Keeping your home warm can be difficult and costly during winter. The key is, not losing heat from your home. This will save you money.

“Make sure your envelope is sealed tight,” Wid Ritchie, Energy Products and Services Manager for Idaho Falls Power, said. “Especially, we’re predicted to have some very cold temperatures this next week. You just wanna make sure you’re keeping the heat inside the home.”

The type of thermostat can also make a difference in savings. Older models can be off by as much as plus or minus five degrees.

“They’re relatively inaccurate and they just get worse over time,” Tony Allen, Energy Specialist for Idaho Falls Power said. “So, we encourage people to go with a digital display thermostat that’s more accurate so you can control your temperature. And the thing that you see happens a lot with people is they go around and they set them all to the same temperature, but one may be set to 60 degrees or one’s actually set to 70 degrees and so it doesn’t efficiently heat the home. Where if you can control that more accurately it helps you just control your heating and keep your comfort level up.”

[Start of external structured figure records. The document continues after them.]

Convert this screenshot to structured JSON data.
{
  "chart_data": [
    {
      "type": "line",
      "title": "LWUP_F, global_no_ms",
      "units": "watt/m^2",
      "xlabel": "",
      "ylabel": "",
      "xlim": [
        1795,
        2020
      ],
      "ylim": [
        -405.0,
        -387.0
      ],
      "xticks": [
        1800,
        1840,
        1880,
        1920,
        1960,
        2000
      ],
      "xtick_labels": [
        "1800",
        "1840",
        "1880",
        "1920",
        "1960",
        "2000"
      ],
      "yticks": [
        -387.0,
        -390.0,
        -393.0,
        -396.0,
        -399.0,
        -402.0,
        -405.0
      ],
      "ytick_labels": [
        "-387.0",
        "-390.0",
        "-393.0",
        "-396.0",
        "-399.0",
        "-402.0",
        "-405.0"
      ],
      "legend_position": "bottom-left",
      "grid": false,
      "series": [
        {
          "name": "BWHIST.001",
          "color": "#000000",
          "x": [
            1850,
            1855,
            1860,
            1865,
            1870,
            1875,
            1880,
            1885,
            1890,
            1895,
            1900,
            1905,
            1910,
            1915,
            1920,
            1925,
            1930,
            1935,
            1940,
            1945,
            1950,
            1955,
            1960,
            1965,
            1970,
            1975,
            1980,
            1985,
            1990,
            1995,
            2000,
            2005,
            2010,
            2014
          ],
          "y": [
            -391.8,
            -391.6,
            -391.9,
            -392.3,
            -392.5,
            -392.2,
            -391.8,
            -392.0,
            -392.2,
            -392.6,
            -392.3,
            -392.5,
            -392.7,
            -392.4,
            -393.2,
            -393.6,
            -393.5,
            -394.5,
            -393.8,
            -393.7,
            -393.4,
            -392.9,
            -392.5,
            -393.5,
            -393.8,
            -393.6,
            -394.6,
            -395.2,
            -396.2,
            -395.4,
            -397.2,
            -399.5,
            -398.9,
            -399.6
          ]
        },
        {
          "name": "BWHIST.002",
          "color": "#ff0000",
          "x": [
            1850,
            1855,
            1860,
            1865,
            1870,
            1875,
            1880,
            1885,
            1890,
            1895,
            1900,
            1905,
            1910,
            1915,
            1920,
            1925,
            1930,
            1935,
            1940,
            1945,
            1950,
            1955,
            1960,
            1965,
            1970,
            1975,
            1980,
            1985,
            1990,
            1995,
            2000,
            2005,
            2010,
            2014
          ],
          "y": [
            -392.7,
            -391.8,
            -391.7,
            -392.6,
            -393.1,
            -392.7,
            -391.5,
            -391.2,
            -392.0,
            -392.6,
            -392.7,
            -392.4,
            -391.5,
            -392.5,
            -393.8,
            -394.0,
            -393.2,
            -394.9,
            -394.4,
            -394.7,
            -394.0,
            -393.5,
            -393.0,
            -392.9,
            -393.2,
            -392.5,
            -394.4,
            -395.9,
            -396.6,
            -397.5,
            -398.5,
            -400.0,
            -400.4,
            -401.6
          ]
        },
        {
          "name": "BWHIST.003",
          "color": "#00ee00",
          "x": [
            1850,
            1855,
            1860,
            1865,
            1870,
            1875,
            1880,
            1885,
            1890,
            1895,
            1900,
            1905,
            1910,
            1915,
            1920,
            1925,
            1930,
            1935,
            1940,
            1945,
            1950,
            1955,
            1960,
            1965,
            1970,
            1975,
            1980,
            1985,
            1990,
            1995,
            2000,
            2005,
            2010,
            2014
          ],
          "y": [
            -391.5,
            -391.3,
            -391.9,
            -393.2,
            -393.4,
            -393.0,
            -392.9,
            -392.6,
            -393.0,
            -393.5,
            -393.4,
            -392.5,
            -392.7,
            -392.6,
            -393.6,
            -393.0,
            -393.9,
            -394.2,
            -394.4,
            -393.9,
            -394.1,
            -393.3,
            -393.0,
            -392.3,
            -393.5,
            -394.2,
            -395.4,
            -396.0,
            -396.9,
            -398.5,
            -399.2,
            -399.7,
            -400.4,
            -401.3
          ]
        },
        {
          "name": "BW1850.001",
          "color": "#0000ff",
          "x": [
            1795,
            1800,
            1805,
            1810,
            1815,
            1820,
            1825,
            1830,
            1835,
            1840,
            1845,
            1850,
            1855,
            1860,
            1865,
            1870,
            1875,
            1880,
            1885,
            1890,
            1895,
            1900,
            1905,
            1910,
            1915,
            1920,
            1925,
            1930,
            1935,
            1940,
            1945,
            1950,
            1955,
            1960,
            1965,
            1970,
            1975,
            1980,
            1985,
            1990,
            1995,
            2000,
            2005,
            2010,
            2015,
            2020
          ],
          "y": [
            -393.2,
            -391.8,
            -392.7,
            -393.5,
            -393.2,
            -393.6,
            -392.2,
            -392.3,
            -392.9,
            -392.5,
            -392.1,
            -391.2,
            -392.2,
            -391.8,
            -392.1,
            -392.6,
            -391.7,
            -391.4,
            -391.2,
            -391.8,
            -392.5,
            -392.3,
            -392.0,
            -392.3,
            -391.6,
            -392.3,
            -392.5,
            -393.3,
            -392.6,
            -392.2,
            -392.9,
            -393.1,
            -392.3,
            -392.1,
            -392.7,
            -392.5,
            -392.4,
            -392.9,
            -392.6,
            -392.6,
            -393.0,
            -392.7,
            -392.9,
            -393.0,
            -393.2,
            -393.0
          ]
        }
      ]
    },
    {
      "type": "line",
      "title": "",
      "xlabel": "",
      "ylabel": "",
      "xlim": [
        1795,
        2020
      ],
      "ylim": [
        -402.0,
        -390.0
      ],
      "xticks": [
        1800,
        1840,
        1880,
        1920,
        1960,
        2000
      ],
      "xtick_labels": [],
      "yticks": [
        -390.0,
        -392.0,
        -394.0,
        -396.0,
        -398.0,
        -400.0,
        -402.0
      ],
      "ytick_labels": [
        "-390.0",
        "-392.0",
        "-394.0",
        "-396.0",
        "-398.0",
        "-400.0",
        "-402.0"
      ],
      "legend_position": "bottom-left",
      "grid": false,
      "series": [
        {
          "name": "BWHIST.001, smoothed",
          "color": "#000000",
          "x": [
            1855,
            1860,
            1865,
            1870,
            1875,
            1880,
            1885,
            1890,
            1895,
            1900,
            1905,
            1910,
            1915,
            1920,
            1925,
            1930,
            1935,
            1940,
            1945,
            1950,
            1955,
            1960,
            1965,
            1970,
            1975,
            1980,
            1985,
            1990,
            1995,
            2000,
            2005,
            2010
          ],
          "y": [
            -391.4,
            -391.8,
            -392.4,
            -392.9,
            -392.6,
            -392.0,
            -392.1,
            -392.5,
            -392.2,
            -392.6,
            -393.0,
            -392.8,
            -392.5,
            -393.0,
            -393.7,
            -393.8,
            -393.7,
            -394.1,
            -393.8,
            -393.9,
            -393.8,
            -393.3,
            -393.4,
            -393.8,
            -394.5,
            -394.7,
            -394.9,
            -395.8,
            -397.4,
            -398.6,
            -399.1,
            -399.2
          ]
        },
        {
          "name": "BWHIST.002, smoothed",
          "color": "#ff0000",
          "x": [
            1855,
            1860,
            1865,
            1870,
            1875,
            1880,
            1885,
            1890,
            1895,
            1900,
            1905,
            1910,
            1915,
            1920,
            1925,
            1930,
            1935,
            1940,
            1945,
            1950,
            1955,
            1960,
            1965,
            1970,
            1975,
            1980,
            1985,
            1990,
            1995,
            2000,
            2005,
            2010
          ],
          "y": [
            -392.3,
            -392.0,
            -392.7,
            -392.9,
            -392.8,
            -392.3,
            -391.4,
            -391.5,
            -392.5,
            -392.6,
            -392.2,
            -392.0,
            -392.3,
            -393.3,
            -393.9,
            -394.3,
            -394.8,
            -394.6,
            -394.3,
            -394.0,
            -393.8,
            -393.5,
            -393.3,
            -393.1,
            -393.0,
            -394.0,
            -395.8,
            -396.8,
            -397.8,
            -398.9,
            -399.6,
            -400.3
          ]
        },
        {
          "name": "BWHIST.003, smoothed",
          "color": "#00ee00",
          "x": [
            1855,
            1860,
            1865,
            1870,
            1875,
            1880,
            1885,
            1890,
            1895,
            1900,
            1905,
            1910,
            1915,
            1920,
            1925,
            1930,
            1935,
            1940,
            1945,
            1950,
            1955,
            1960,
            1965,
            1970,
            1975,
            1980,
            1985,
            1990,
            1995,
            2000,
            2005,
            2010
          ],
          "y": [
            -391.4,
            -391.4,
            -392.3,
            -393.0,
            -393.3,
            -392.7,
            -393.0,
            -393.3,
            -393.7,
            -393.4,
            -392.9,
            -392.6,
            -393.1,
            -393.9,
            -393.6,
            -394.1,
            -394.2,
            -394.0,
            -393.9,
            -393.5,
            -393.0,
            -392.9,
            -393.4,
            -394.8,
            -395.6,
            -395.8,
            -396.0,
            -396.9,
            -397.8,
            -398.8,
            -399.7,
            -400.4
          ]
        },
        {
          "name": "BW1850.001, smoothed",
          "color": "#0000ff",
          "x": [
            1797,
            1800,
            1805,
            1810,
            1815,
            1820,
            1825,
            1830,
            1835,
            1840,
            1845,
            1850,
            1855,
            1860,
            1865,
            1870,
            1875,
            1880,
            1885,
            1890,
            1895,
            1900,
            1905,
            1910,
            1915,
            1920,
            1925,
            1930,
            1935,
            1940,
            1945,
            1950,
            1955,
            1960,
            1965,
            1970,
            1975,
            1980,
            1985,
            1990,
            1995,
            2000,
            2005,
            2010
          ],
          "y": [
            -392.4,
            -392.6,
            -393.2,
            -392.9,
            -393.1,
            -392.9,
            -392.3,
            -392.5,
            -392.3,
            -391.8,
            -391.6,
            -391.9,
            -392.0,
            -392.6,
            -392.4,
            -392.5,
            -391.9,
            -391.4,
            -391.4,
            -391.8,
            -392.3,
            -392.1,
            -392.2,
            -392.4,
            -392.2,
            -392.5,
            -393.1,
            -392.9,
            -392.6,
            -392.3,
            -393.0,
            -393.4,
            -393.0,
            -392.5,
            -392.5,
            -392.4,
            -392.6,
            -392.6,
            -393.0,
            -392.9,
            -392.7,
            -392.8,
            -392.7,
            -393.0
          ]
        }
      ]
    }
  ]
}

Make sure your windows are closed, doors are shut and curtains are closed to keep the heat inside your home.

“Your windows and doors tend to be leaky spots that you can look for air that’s actually passing through here,” Allen said. “Doors, you can add weather stripping to help seal that up. Windows, if you’ve got leaking air coming through the windows it’s good to do whatever you can to get that to stop whether that be a plastic film or something in the winter.”

Little things can make a difference.

“I would always just make sure lights are turned off,” Ritchie said. “There’s many times you can drive down the street in the middle of the day and you see someone’s porch light on and they just don’t realize they’ve left it on.”

Comfort is a big factor in deciding what temperature is right for your house, but make sure you are only heating rooms that you actually use.

“If there’s spaces you aren’t using for extended periods of time, it does make sense,” Ritchie said. “Turn those spaces down, isolate them from the other areas so that you aren’t heating spaces you’re not using. It can help save on power.”

The Idaho Falls Power company does do energy audits, where they’ll come to your apartment or house and see where you are losing heat and money.